Once the relationships are created between everyone, even managers will find small surprises come along, And even when it’s such a small thing as a remembered birthday; a Christmas card or even a simply an occasion where someone has a humorous dig about a defeat for their football team.

This is when relationships are just right, and the effort is all worthwhile.

Workplace Relationship Building – Developing Intuition Skills

One of the most important reasons that we spend time and effort creating valuable relationships with our employees, is to get to know them well.

This can seriously enhance your sensitivities.

As we work to understand our people better, we spend time with them really finding out what they are all about. At the same time, we give up a little of ourselves too, to show that we trust them knowing more about us too. This generates a mutual respect and care for each other, slowly and surely.

As the relationship builds, the time we spend with them provides simple factual information about them and we start to feel that we know them and their lives much better.

Because the purpose of our relationship is to better support each other towards our obvious – as well as personal – goals, so the mutual trust between us is a vital component.

That understanding extends further than simply knowing the names of their kids, or where they prefer to vacation. It becomes more than about their career aspirations and their hopes and fears, as well as those areas of their capability that they worry about. Listening as they tell us provides the space and respect needed to help them share some of these difficult areas too.

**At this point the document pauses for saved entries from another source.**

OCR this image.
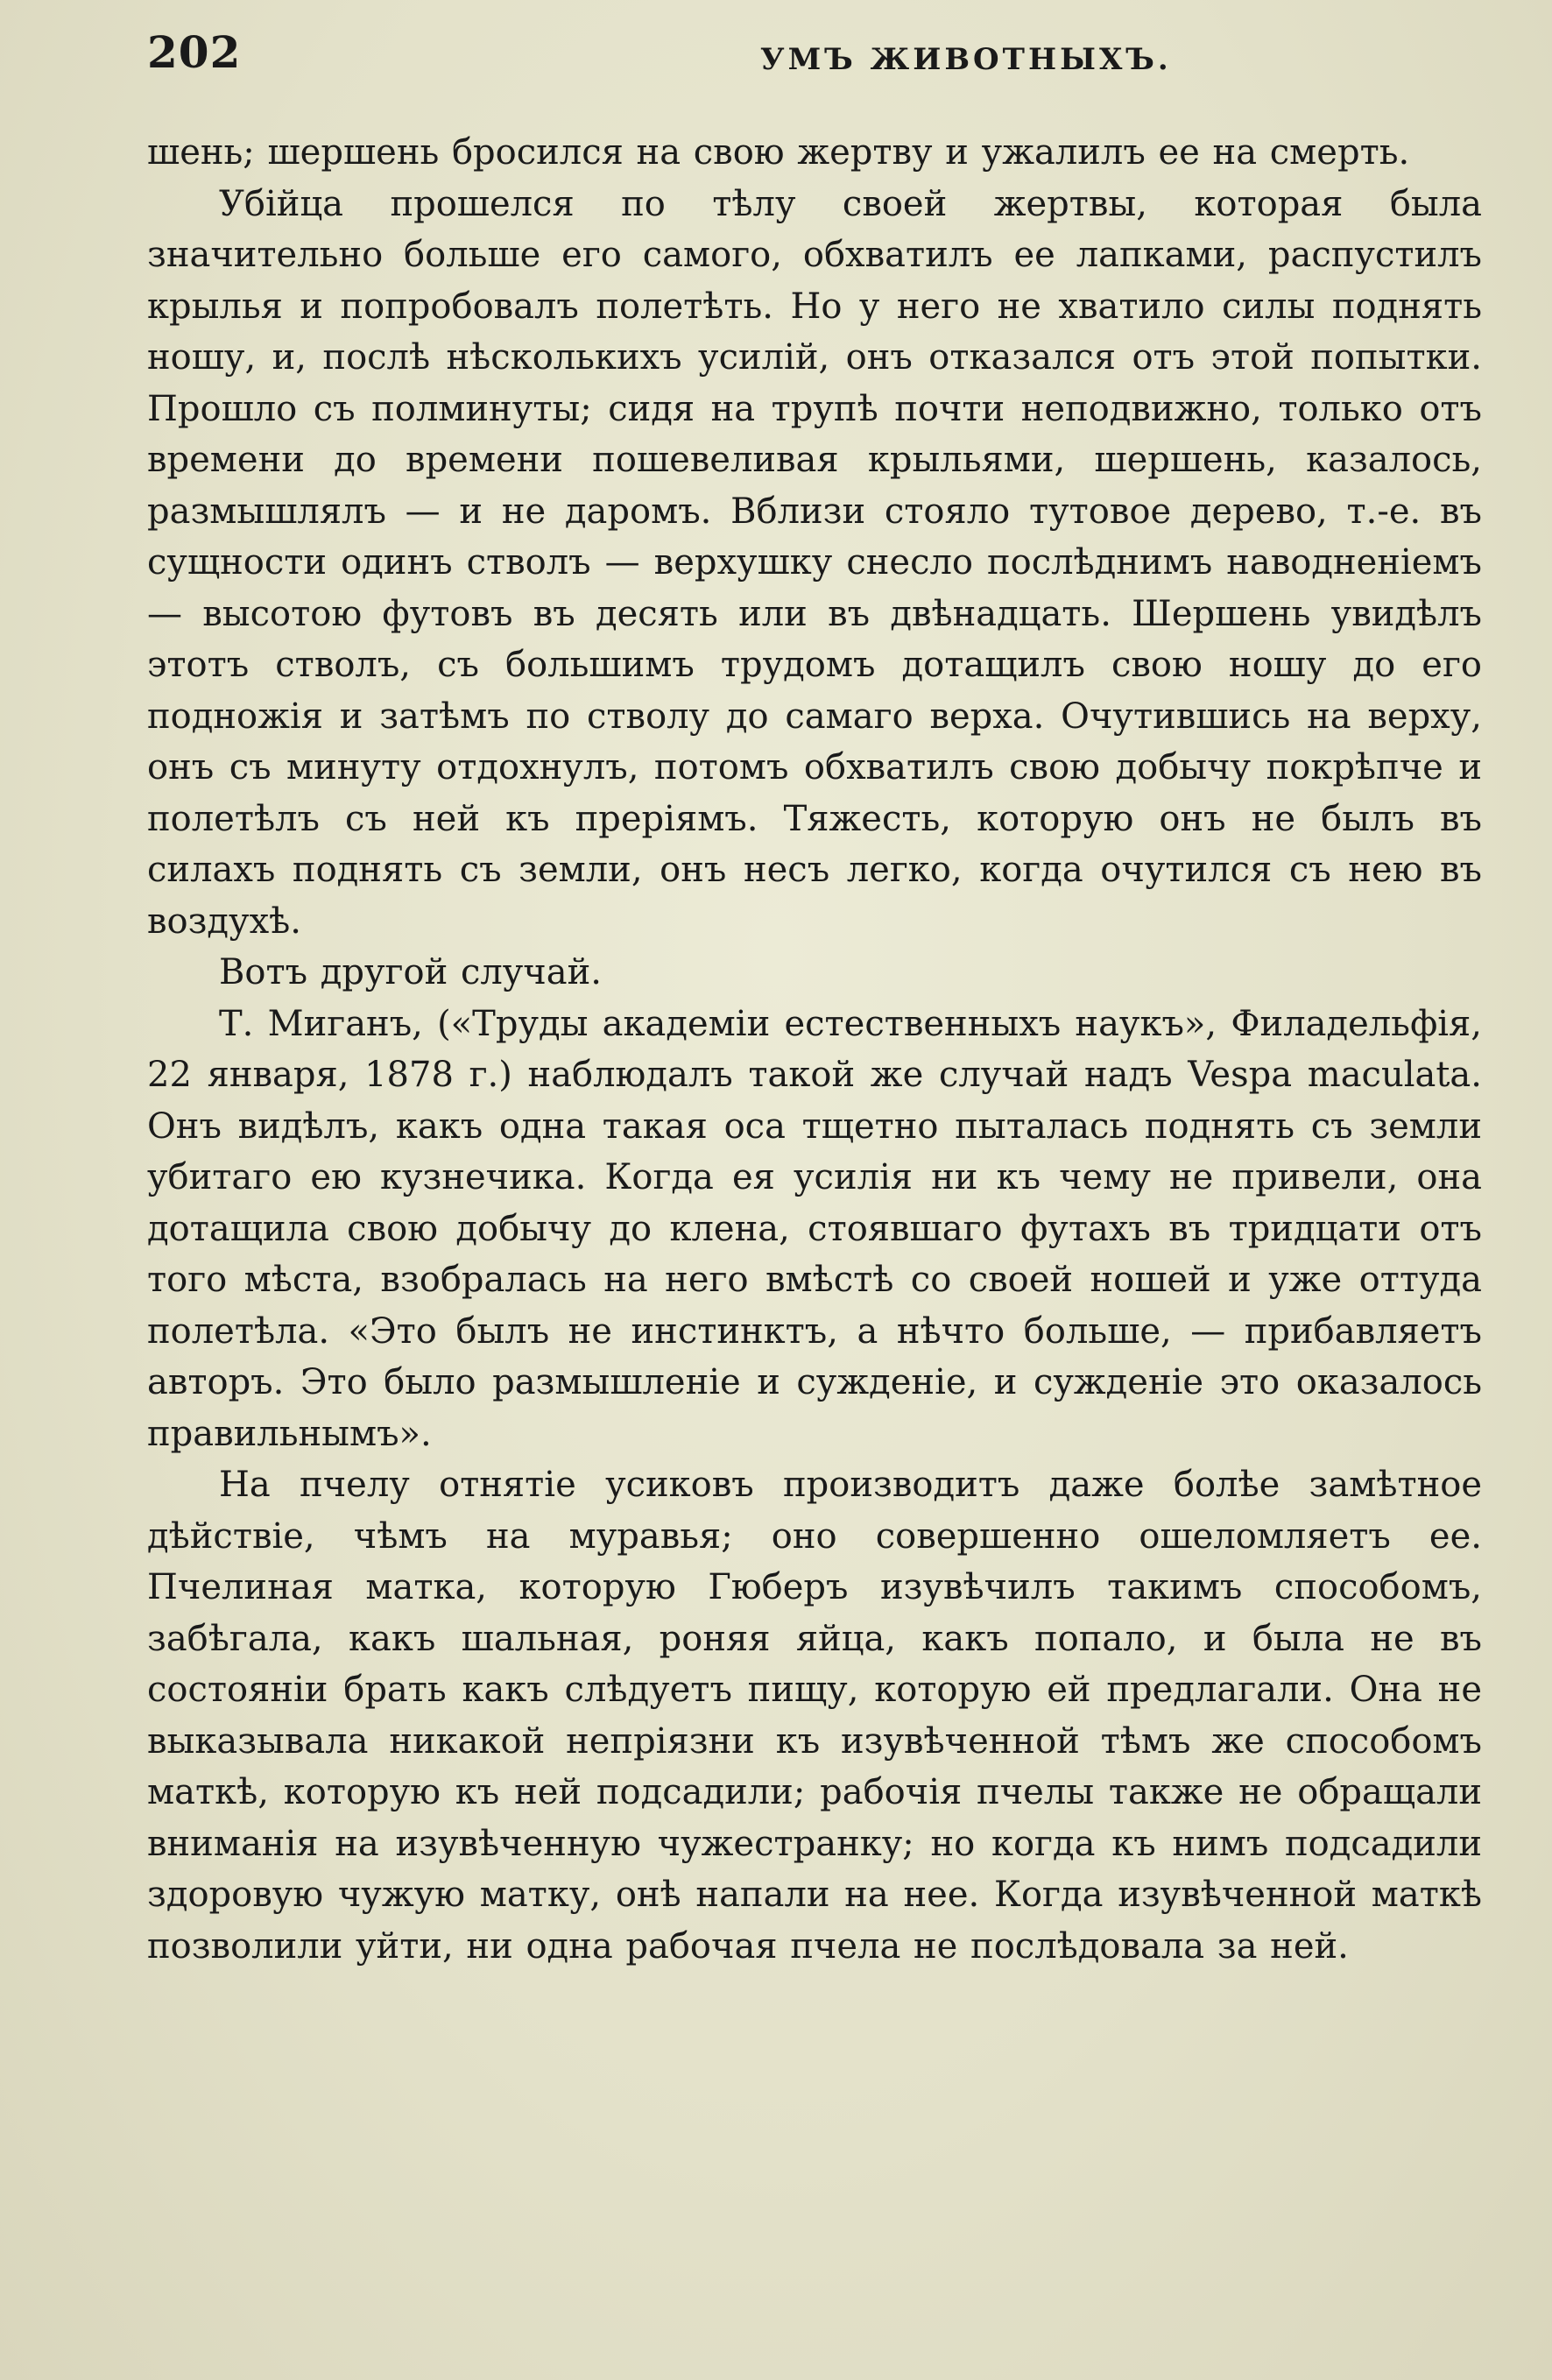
202	УМЪ ЖИВОТНЫХЪ.

шень; шершень бросился на свою жертву и ужалилъ ее на смерть.

Убійца прошелся по тѣлу своей жертвы, которая была значительно больше его самого, обхватилъ ее лапками, распустилъ крылья и попробовалъ полетѣть. Но у него не хватило силы поднять ношу, и, послѣ нѣсколькихъ усилій, онъ отказался отъ этой попытки. Прошло съ полминуты; сидя на трупѣ почти неподвижно, только отъ времени до времени пошевеливая крыльями, шершень, казалось, размышлялъ — и не даромъ. Вблизи стояло тутовое дерево, т.-е. въ сущности одинъ стволъ — верхушку снесло послѣднимъ наводненіемъ — высотою футовъ въ десять или въ двѣнадцать. Шершень увидѣлъ этотъ стволъ, съ большимъ трудомъ дотащилъ свою ношу до его подножія и затѣмъ по стволу до самаго верха. Очутившись на верху, онъ съ минуту отдохнулъ, потомъ обхватилъ свою добычу покрѣпче и полетѣлъ съ ней къ преріямъ. Тяжесть, которую онъ не былъ въ силахъ поднять съ земли, онъ несъ легко, когда очутился съ нею въ воздухѣ.

Вотъ другой случай.

Т. Миганъ, («Труды академіи естественныхъ наукъ», Филадельфія, 22 января, 1878 г.) наблюдалъ такой же случай надъ Vespa maculata. Онъ видѣлъ, какъ одна такая оса тщетно пыталась поднять съ земли убитаго ею кузнечика. Когда ея усилія ни къ чему не привели, она дотащила свою добычу до клена, стоявшаго футахъ въ тридцати отъ того мѣста, взобралась на него вмѣстѣ со своей ношей и уже оттуда полетѣла. «Это былъ не инстинктъ, а нѣчто больше, — прибавляетъ авторъ. Это было размышленіе и сужденіе, и сужденіе это оказалось правильнымъ».

На пчелу отнятіе усиковъ производитъ даже болѣе замѣтное дѣйствіе, чѣмъ на муравья; оно совершенно ошеломляетъ ее. Пчелиная матка, которую Гюберъ изувѣчилъ такимъ способомъ, забѣгала, какъ шальная, роняя яйца, какъ попало, и была не въ состояніи брать какъ слѣдуетъ пищу, которую ей предлагали. Она не выказывала никакой непріязни къ изувѣченной тѣмъ же способомъ маткѣ, которую къ ней подсадили; рабочія пчелы также не обращали вниманія на изувѣченную чужестранку; но когда къ нимъ подсадили здоровую чужую матку, онѣ напали на нее. Когда изувѣченной маткѣ позволили уйти, ни одна рабочая пчела не послѣдовала за ней.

As they open up to us, we start to build another picture too. A deeper purpose of the ongoing interactions we have is to know them and their character better too. Knowing this deeper – and often carefully hidden – side of them, helps us to become much better sensitized to their every day moods and behaviors.

With that inherent knowledge, we develop that sense of intuition about them to help us recognize those all-important and sometimes almost invisible signals.

Signals that really help us when we get that gut instinct that provides us with much more about them and what they are about right now. More of the ‘who’ they are today, than simply the ‘what’ that comes across when we know them less well.

One of the key reasons about building relationships is that we are there to work ever more closely with our team members, always for mutual benefit. By having heightened senses about what they are feeling, we can work more closely again, by showing them that we notice, even when there is nothing overtly to see or hear.

And when we are able to do that, it’s amazing how the relationship is strengthened even more again, leading to added value to the time spent in initially building the bonds between us, for both our sakes.

Creating new purpose to the developing relationships we are forging closely between us.